While companies compete for headspace in a noisy and crowded environment, thought leadership as a tried and trusted PR tactic is coming into its own in the South African media space.

The rise of thought leadership demonstrates how content marketing and PR are drawing ever closer together. As a linchpin between traditional and contemporary exposure, well-researched, useful and credible thought leadership articles should be an essential part of the modern PR plan.

Traditional and contemporary content

The line between traditional and contemporary content sharing is becoming more and more blurred as companies work harder to create relevant content not only to be shared with the media but across their owned media platforms as well. If people are following you or connected to you online, it means they value your thoughts and input.

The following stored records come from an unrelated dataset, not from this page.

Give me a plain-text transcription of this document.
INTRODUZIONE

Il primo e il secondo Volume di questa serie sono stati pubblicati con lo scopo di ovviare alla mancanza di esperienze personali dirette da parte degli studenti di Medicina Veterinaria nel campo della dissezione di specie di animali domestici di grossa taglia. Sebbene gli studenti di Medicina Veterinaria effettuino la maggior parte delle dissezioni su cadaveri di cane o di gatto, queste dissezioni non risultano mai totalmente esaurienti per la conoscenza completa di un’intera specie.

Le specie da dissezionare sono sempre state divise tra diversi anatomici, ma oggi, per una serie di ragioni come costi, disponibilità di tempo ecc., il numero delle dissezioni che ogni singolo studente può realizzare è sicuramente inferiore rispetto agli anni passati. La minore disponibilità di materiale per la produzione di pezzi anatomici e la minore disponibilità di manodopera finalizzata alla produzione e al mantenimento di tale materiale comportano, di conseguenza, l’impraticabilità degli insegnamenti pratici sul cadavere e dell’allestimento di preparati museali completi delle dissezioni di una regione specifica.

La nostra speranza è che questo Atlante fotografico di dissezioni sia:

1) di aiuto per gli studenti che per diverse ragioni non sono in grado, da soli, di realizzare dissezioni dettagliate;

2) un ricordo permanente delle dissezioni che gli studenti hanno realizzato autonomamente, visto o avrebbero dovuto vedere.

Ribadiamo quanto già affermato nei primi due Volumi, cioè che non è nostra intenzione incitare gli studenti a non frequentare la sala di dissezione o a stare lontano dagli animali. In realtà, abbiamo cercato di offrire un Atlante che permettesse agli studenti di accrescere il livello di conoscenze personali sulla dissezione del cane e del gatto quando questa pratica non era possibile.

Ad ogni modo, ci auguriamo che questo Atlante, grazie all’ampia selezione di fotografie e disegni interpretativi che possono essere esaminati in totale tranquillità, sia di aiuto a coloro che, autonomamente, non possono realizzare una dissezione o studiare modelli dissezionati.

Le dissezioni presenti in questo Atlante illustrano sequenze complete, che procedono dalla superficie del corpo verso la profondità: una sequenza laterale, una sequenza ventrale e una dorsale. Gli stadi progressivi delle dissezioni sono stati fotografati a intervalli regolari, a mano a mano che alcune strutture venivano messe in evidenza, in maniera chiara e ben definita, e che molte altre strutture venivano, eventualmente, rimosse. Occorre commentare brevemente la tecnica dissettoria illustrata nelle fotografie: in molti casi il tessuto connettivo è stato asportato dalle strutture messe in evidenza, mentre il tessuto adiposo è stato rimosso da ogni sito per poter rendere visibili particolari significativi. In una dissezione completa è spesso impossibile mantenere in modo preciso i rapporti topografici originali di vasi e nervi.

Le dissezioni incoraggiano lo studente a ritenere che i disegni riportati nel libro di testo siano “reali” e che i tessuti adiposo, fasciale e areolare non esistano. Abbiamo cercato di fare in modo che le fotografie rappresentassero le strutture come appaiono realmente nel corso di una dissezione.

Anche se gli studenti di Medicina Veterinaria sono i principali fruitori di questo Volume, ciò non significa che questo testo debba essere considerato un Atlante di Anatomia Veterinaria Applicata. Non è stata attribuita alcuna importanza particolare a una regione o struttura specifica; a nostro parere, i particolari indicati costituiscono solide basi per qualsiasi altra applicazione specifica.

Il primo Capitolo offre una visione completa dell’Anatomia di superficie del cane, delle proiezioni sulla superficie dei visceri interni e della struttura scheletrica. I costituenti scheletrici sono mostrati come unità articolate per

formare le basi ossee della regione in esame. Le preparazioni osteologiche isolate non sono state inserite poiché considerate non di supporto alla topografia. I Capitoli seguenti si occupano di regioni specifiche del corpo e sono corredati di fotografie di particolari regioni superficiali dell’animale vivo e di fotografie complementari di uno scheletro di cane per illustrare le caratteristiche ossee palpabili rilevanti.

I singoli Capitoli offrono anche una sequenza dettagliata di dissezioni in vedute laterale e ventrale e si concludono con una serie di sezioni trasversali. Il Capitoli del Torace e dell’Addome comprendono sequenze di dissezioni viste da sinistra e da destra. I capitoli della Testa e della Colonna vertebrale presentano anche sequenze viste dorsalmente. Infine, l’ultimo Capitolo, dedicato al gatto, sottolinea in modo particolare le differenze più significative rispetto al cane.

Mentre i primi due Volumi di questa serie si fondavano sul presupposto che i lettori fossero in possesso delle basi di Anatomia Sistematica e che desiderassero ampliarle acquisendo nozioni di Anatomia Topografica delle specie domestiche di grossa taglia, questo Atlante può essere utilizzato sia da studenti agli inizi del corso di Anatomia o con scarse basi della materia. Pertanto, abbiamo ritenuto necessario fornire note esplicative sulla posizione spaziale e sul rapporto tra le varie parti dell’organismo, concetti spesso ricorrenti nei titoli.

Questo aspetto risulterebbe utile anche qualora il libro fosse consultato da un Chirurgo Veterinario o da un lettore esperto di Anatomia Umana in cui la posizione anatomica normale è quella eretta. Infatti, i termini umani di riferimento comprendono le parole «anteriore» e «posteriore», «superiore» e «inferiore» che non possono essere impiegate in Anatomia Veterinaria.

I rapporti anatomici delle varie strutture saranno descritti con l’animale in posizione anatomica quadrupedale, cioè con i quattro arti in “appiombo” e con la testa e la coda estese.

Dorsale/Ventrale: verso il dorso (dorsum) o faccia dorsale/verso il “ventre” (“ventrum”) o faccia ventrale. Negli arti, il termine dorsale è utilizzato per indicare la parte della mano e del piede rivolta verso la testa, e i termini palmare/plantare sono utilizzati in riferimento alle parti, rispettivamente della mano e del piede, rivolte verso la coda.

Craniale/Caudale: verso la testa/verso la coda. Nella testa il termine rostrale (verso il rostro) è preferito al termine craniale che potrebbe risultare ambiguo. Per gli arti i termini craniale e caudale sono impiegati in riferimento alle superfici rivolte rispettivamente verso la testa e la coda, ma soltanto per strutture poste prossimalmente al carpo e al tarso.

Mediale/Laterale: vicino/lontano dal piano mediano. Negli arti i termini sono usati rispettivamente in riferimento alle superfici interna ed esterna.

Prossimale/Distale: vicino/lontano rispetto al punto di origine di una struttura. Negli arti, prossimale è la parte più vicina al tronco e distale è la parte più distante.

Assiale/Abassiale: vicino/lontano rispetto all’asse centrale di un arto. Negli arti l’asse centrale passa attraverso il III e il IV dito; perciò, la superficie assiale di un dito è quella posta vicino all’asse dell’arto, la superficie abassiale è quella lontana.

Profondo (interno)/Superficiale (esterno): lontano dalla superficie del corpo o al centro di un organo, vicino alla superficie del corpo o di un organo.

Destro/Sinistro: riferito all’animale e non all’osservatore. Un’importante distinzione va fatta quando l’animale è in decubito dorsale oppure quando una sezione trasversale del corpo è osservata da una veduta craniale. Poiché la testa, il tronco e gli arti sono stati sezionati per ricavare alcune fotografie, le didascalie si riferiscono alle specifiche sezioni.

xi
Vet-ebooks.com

Thought leadership is a great way to capitalise on this relationship as it allows a business the chance to put out editorially relevant and content-rich articles that are simultaneously useful to your online community and publishable in the media across all channels.

But the story must count. A thought leadership piece is not a press release, it’s a tactic that requires finding a strong angle, researching topical or trending issues and pairing the findings with a client’s intellectual property. This is intended to draw out information that can be shared with a predetermined target audience who will, in turn, find the content compelling and valuable to their business or appealing to their intellect.

With media often looking for unique and newsworthy publishable content, the content possibilities and benefits of thought leadership articles are numerous and varied. If your piece is credible and backed by a strong industry leader then you are likely to gain significant traction and third-party endorsement from the press.

All about context

Traction could extend further as journalists and editors may take the story further by incorporating your information into existing features or using the content to build a story of their own. Similarly, an opinion put out via a thought leadership piece would be well-received within online communities with LinkedIn being one example of a platform where businesses can engage directly with their audiences.

For the client, it gives them a greater share of voice and allows for top thought leaders to be profiled in a credible manner. Rather than pushing product ideas onto editors and audiences in the hope of likes or being published, the thought leadership piece is curated through a detailed process of collecting and collating information and does not necessarily focus on one brand or product. This makes it extremely valuable especially when it’s powerful enough to stimulate debate.

When sending out that carefully created piece, it is important to consider who you are trying to reach and what the objectives are. It’s all about context so always ask who cares about this information and why, so you can keep your research and commentary on point and relevant.

As the art of storytelling in the market place continues to gain importance and brands continually strive to personalise themselves, the thought leadership piece should be an integral part of the modern PR plan. There is huge scope for proactive PR in this area of communication. It’s all about doing the background research and finding the most compelling angle before setting out on the thought leadership journey.